Dans les collines de Kaimur, la conservation est enracinée dans la mémoire, pas seulement dans les politiques. Aditya Akash, associé de projet au NIAS et membre de la Commission de l’éducation et de la communication (CEC) de l’UICN, explore comment les traditions sacrées de la tribu Oraon et le fort de Rohtasgarh révèlent un modèle de conservation fondé sur les communautés, la culture l’intendance émotionnelle, offrant des enseignements pour un avenir plus équitable et plus positif pour la nature. 

Rajbali Singh

Les collines de Kaimur, situées à l’extrémité orientale de la chaîne de montagnes des Vindhya et s’étendant sur une partie du Bihar et de l’Uttar Pradesh oriental, forment un corridor écologique et culturel riche en biodiversité et en sites patrimoniaux anciens, dont l’emblématique fort de Rohtasgarh. La région est réputée pour son art rupestre ancien et ses lieux sacrés préservant des traditions millénaires. L’histoire de Kaimur ne peut pas s’expliquer uniquement par les données sur la biodiversité.  

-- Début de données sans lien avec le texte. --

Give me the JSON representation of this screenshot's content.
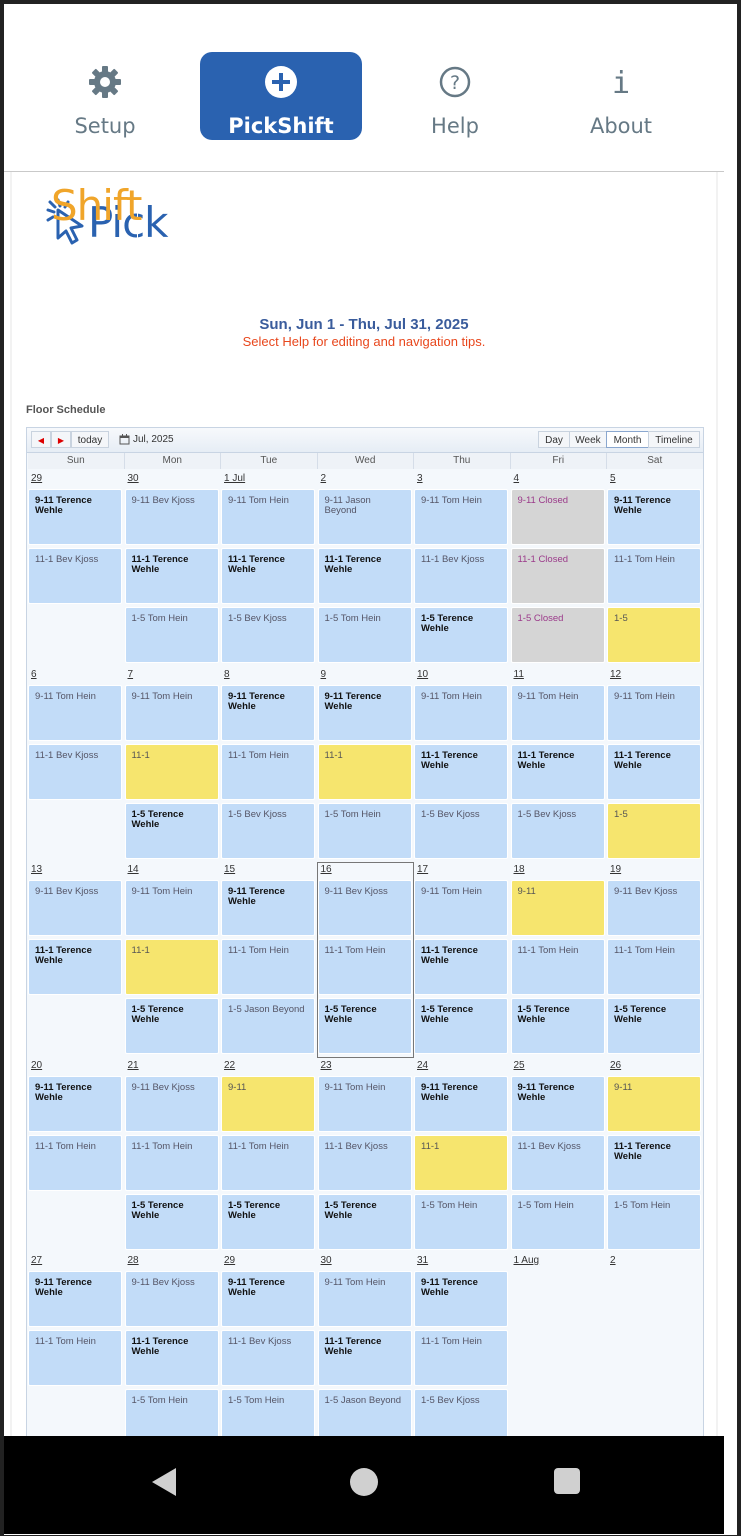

Pendant des générations, la tribu Oraon a protégé ce territoire. Selon les traditions orales locales et les documents historiques, la communauté a été déplacée au XVIe siècle lorsque Sher Shah Suri s’est emparé du fort de Rohtasgarh par la ruse. Contraints d’abandonner leur patrie, de nombreux Oraons ont été déplacés vers l’est et le centre de l’Inde, mais leur lien spirituel avec le Rohtasgarh ne s’est jamais estompé.

Depuis 2006, le Rohtasgarh Mahotsav, également connu sous le nom de Vanvasi Kalyan Mahotsav, accueille des milliers d’Oraons, de Kharwar et d’autres membres de la communauté Vanvasi revenant sur leurs terres ancestrales pendant le Magha Purnima. Les membres de cette communauté effectuent des rituels autour de l’arbre Karam avant de prélever de la terre sacrée à sa base pour l’utiliser dans leurs autels domestiques. 

Kaimur and Rohtas

 

Cet acte revêt une signification spirituelle profonde car il représente leur devoir de protéger la terre. Entre leurs mains, la terre se transforme en mémoire, tandis que le culte devient un système de redevabilité. Leur système de protection traditionnel est enraciné dans une responsabilité héritée plutôt que dans des mécanismes fondés sur des politiques.

Ces rituels, documentés à travers des récits oraux et une cartographie spatiale, révèlent une forme de conservation émotionnelle : un sens de l’intendance profondément enraciné, lié non pas à une réglementation, mais à la mémoire, au respect et à un devoir ancestral. Bien que je n’appartienne pas à la communauté Oraon, je suis né et j’ai grandi dans le district de Kaimur, au Bihar, qui avec le district de Rohtas fait partie de la région où s’étendent les collines de Kaimur et où se trouve le fort historique de Rohtasgarh.

Au fil des ans, j’ai remarqué que malgré l’immense valeur historique, culturelle et écologique de la région, elle n’a reçu que peu d’attention par rapport à d’autres sites du patrimoine culturel de l’Inde, ce qui m’a incité à concentrer mon travail sur la documentation du patrimoine de mon État. Mes recherches ont commencé avec le fort de Rohtasgarh, ce qui m’a conduit à approfondir l’histoire de la région et ses liens étroits avec la communauté Oraon.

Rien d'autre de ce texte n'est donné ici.